Révision du référentiel du BTS Edition
En 2009, le SNE a demandé au ministère de l’Éducation nationale une révision du référentiel de diplôme relatif au BTS Édition (qui prépare en réalité aux métiers de la fabrication et dont le libellé devra être modifié) afin de tenir compte des évolutions qu’a connues la chaîne éditoriale ces dernières années, notamment s’agissant de la chaîne de prépresse ou bien de l’édition multisupport (totalement absente du référentiel actuel). Les travaux ont d’ores et déjà commencé s'appuyant sur une concertation des représentants de la profession, des différents organismes de formation concernés et de l'Éducation nationale. Le référentiel, une fois terminé, sera présenté à la commission professionnelle consultative compétente (CPC), organe paritaire composé de représentants des ministères qui les organisent, de représentants des partenaires sociaux et d'enseignants. Pour une mise en œuvre envisagée à la rentrée 2012, le référentiel sera présenté à la CPC avant la fin de l’année 2011.
La réforme des Opca et la mise en œuvre de la loi du 24 novembre 2009
Les entreprises de la branche édition versent leurs contributions formation obligatoires à l’OPCA-CGM, organisme créé avec la branche imprimerie par l’accord national paritaire du 21 décembre 1994. La validité des agréments délivrés aux OPCA expire au plus tard le 1er janvier 20122 et le seuil minimal de collecte des OPCA sera relevé passant de 15 M€ à 100 M€3. La collecte de l’OPCA-CGM étant de 28 M€, celui-ci ne pourra donc pas prétendre à un nouvel agrément, ce qui a conduit les branches le composant à rechercher une solution leur permettant de conserver la maîtrise de la gestion des fonds collectés.
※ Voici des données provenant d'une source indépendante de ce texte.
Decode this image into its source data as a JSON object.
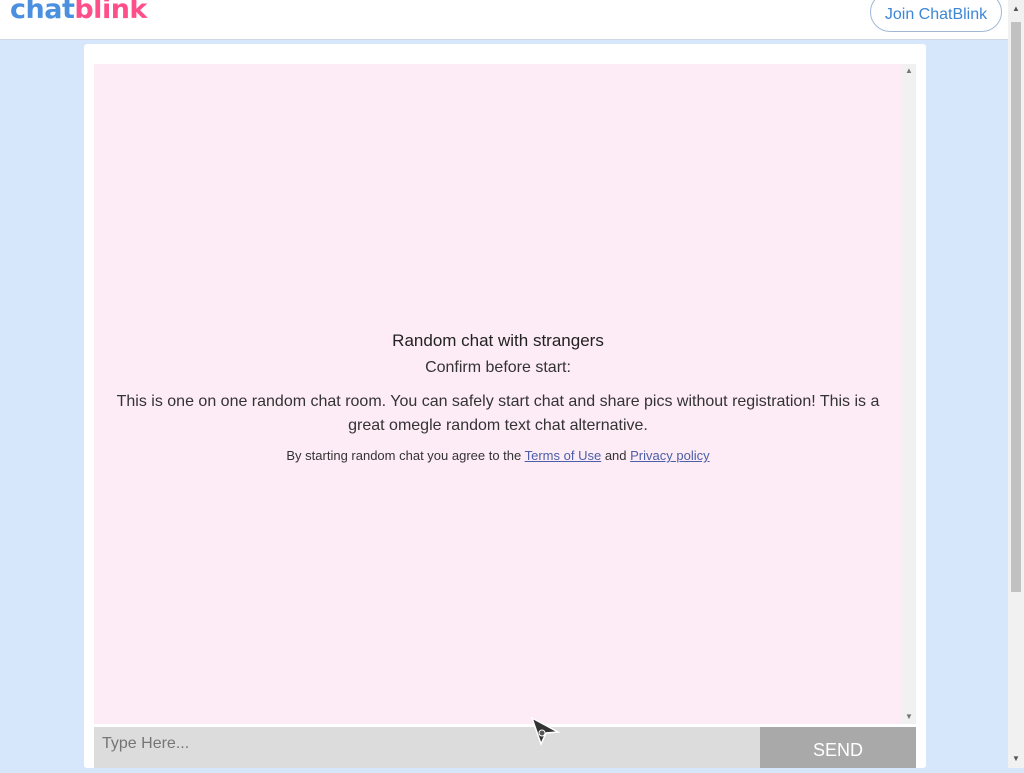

Le SNE étudie avec les partenaires sociaux plusieurs scenarii de rapprochements et les solutions techniques proposées par les OPCA (AGEFOS-PME, AFDAS). Au regard des informations recueillies, la signature avec les partenaires sociaux d’un accord paritaire de désignation de l’OPCA pour la collecte des contributions formation des entreprises de la branche Édition devra intervenir avant le mois de septembre 2011 (les dossiers de demande d’agrément devant être déposés avant cette date).
Obligation de l’entreprise en matière de lutte contre les inégalités professionnelles entre les hommes et les femmes
La loi n°2010 1330 du 9 novembre 2010 portant sur la réforme des retraites oblige les entreprises d’au moins 50 salariés à négocier un accord collectif sur l’égalité professionnelle ou, à défaut, à mettre en place un plan d’action visant à réduire l’écart salarial entre les hommes et les femmes.
Les entreprises ont jusqu’au 1er janvier 2012 pour respecter ces obligations et ainsi échapper à une pénalité pouvant atteindre 1% de la masse salariale.
Le décret n°2011-822 du 7 juillet 2011 est venu préciser le contenu de l’accord ou du plan d’action ainsi que les modalités d’application de la sanction pécuniaire.